- Number 332 |
- March 7, 2011
Making the invisible visible on the nanoscale
Making the invisible
visible on the nanoscale.
Plasmons – the quantized oscillations of free electron density, typically in a metal – are important mediators of interactions between electrons and light, and nanoscale plasmonic devices hold promise for applications like high-speed data transmission and ultrafast detector arrays.
But there’s a problem, says nanoscientist Jim Schuck of Lawrence Berkeley National Laboratory’s Materials Sciences Division.
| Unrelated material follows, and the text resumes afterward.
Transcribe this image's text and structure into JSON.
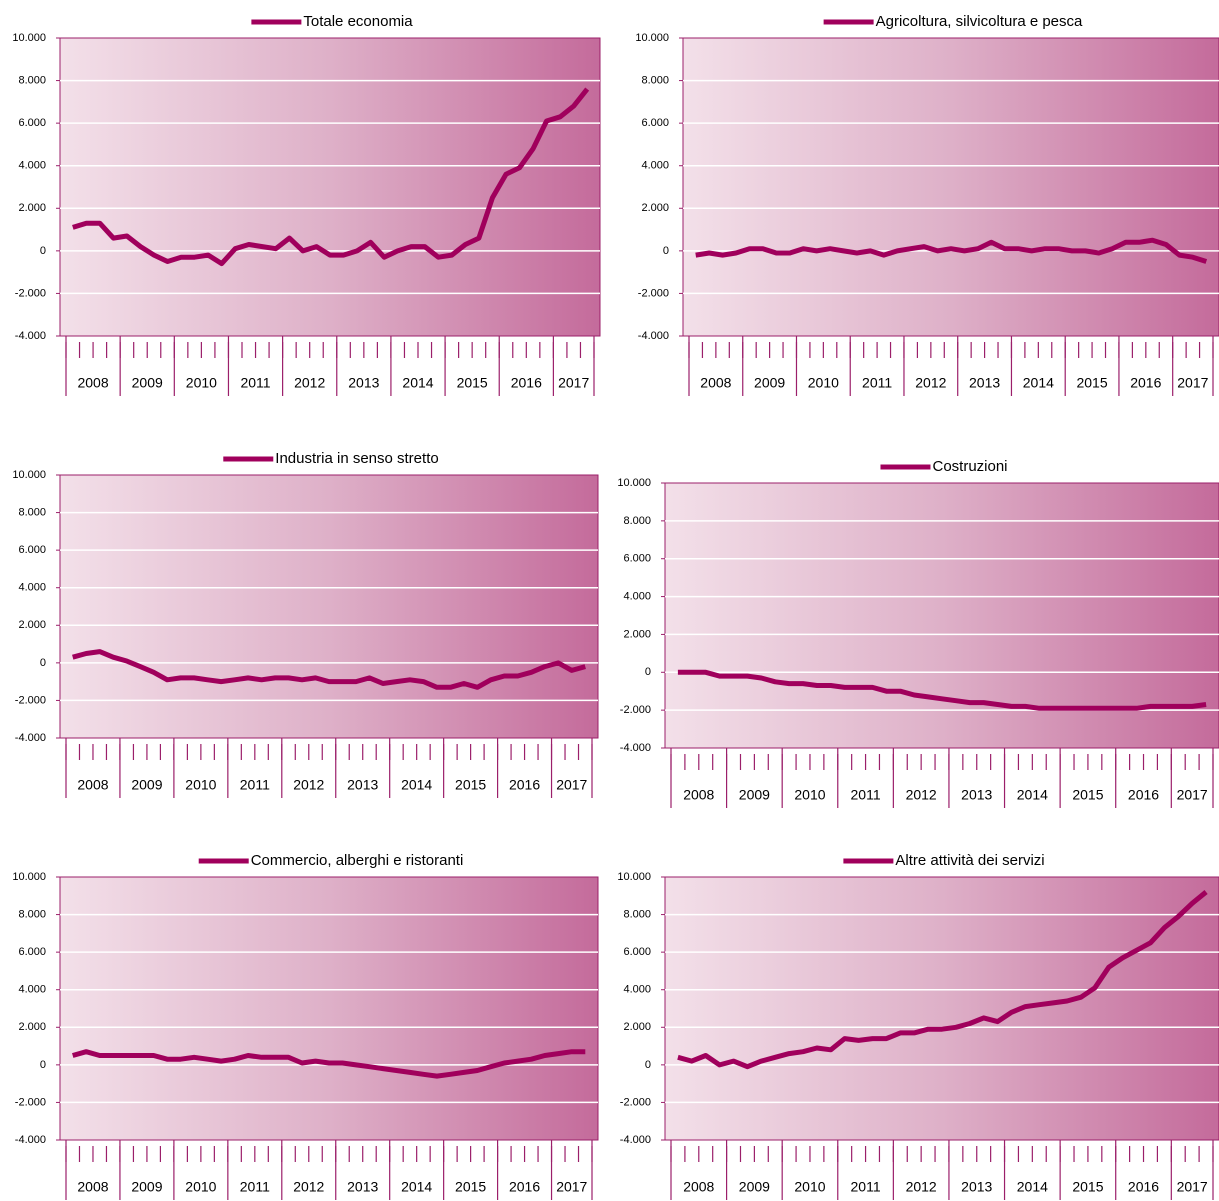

Not only is the wavelength of light too large to study nanostructures, “most tools used to study plasmonic fields will alter the field distribution – the very behavior we hope to understand.”
Schuck and his colleagues at the Molecular Foundry, the DOE Nanoscale Science Research Center located at Berkeley Lab, have engineered nanoscale color sorters, bowtie-shaped plasmonic devices that capture, filter and steer light, acting as antennas to focus and sort light in tiny spaces to a desired set of colors (energies).
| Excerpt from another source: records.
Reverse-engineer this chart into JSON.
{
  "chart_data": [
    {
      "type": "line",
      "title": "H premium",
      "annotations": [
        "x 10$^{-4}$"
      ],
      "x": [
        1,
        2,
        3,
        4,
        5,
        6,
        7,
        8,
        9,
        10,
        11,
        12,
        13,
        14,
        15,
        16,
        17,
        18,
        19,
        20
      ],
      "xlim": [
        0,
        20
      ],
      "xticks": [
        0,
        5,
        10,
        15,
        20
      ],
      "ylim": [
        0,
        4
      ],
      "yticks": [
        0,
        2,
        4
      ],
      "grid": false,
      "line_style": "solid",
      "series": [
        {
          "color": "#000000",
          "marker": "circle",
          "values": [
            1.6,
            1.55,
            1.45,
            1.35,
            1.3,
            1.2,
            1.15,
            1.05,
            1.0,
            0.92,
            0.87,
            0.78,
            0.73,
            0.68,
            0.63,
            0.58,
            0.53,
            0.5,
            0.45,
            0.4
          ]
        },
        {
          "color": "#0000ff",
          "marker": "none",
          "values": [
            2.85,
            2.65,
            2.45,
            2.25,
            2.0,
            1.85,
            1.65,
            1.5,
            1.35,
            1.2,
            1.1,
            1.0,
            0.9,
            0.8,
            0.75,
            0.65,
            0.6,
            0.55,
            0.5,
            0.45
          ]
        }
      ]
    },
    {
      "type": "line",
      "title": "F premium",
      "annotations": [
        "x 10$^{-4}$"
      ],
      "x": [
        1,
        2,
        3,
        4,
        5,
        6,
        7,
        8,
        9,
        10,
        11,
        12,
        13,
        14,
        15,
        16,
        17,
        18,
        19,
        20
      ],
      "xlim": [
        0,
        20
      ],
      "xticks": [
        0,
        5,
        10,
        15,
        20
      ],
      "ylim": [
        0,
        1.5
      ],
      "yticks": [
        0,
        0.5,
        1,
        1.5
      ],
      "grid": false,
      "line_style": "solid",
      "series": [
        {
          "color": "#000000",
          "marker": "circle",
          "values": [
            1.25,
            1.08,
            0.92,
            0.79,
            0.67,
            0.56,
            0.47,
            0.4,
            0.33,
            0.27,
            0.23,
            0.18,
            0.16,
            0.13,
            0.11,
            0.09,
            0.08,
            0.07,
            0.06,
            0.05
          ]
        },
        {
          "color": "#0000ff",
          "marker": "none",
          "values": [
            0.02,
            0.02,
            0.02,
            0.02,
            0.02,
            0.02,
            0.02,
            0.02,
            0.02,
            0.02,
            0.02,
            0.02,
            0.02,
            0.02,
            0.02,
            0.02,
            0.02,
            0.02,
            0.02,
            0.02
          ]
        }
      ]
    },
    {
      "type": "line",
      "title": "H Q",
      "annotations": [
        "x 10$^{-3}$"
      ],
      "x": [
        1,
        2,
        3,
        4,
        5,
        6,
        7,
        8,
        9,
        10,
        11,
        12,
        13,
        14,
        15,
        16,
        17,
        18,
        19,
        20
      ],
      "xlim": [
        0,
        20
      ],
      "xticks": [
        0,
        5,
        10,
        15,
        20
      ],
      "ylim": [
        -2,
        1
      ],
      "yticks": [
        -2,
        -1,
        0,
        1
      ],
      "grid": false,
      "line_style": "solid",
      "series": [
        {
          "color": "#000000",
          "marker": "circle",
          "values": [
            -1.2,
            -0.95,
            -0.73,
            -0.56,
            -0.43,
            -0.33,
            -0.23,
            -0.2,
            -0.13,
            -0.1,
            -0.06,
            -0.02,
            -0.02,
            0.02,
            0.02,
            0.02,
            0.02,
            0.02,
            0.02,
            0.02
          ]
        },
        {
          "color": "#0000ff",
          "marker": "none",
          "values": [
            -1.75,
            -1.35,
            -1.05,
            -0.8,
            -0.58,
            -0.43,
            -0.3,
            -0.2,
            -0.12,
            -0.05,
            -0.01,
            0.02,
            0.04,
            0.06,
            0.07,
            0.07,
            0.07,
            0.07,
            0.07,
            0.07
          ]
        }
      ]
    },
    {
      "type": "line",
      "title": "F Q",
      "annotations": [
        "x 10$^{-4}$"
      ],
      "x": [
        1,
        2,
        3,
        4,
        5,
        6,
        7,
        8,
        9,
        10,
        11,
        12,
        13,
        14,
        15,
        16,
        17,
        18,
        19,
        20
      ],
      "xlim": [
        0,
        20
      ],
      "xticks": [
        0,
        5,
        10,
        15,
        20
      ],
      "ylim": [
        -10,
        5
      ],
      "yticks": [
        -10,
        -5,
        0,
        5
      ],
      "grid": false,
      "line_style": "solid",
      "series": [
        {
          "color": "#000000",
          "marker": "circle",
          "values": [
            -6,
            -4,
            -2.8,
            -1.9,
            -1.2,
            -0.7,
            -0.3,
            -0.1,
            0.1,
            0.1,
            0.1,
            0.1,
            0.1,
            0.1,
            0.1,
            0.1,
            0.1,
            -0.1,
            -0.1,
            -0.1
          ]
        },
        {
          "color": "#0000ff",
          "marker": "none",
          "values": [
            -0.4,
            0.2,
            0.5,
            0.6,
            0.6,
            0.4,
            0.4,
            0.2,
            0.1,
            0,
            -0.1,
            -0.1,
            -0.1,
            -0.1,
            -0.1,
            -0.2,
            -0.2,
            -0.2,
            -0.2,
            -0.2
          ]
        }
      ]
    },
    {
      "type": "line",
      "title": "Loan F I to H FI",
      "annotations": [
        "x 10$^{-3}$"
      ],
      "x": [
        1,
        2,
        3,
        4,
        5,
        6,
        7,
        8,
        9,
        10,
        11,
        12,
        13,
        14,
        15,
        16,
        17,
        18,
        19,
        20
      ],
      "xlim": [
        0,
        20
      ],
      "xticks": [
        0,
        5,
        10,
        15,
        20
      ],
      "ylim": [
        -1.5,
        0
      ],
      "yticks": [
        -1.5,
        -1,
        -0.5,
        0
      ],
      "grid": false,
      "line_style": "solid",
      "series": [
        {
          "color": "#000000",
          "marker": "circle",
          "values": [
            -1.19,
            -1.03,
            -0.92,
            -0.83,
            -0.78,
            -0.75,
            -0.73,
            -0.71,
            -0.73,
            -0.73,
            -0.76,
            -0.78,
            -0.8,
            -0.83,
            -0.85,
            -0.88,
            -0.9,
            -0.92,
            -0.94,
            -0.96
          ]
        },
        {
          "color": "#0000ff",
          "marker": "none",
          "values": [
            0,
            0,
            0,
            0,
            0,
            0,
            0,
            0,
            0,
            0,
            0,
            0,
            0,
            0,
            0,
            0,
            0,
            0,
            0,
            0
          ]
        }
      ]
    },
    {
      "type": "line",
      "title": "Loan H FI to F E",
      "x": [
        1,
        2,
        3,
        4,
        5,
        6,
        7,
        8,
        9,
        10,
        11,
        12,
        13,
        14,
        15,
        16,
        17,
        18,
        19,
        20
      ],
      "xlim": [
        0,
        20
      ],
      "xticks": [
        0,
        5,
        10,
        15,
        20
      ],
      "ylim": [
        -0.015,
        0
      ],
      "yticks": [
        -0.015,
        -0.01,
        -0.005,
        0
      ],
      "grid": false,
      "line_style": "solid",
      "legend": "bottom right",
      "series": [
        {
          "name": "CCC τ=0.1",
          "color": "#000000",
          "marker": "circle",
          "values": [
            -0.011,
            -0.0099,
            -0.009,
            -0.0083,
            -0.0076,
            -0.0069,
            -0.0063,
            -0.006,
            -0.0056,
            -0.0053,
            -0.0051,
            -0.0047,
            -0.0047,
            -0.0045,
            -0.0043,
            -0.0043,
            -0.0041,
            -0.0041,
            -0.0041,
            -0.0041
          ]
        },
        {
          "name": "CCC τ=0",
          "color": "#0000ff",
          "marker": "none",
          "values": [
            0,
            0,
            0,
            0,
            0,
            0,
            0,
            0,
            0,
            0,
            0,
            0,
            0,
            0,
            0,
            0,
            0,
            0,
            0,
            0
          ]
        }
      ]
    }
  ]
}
Originally developed for detectors, the innovative imaging concept has now been extended to visualizing plasmonic fields at nanoscale resolution. By imaging fluorescence from gold within the bowtie, the team was able to glean the position of plasmonic modes—oscillations of charge that result in optical resonance—just a few nanometers apart.“By shifting their structure by just a few nanometers, we can focus light at different positions inside the bowtie with remarkable certainty and predictability,” says team member Alex McLeod, an undergraduate working at the Foundry. McLeod has used open-source software developed at Massachusetts Institute of Technology to develop a web-based toolkit for imaging plasmonic devices, which is now available on the National Science Foundation’s Network for Computational Nanotechnology.